On this week’s episode, the host Gilbert Cruz talks to our critic Alexandra Jacobs about “The Academy and the Award,” by Bruce Davis, a former executive director of the Academy of Motion Picture Arts and Sciences, and “Oscar Wars,” by the journalist Michael Schulman, which she recently wrote about for the paper.
“We like to think that this is a ceremony, a process about merit. But I think that has been proven wrong time and time again,” Cruz says.
“It’s like a political election,” Jacobs says, “or a sports contest that turns on a single play or call. These books really reveal that.
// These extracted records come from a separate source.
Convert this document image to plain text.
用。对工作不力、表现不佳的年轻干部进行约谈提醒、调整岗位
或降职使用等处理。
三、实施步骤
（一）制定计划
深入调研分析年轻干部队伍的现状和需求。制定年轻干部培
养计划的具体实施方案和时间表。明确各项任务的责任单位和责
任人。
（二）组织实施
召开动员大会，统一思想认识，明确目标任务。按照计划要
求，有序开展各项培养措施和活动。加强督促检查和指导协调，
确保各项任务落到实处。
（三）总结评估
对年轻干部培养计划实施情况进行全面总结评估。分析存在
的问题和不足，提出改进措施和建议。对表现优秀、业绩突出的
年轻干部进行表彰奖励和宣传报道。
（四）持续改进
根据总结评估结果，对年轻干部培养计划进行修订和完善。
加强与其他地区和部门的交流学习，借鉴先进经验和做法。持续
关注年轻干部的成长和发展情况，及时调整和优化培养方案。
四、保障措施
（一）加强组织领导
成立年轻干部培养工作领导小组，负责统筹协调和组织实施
It’s just interesting how many times Oscar — as one of these books puts it — gets it wrong. Like, the movie that won isn’t the one that you remember, or isn’t the one that time judges as the best one. That’s fascinating to see. … You might ask, What does this ceremony matter if it’s not even adjudicating properly? But I think it matters because — look, it’s the electronic hearth around which we gather. I think it matters because people crave communal entertainment experiences.”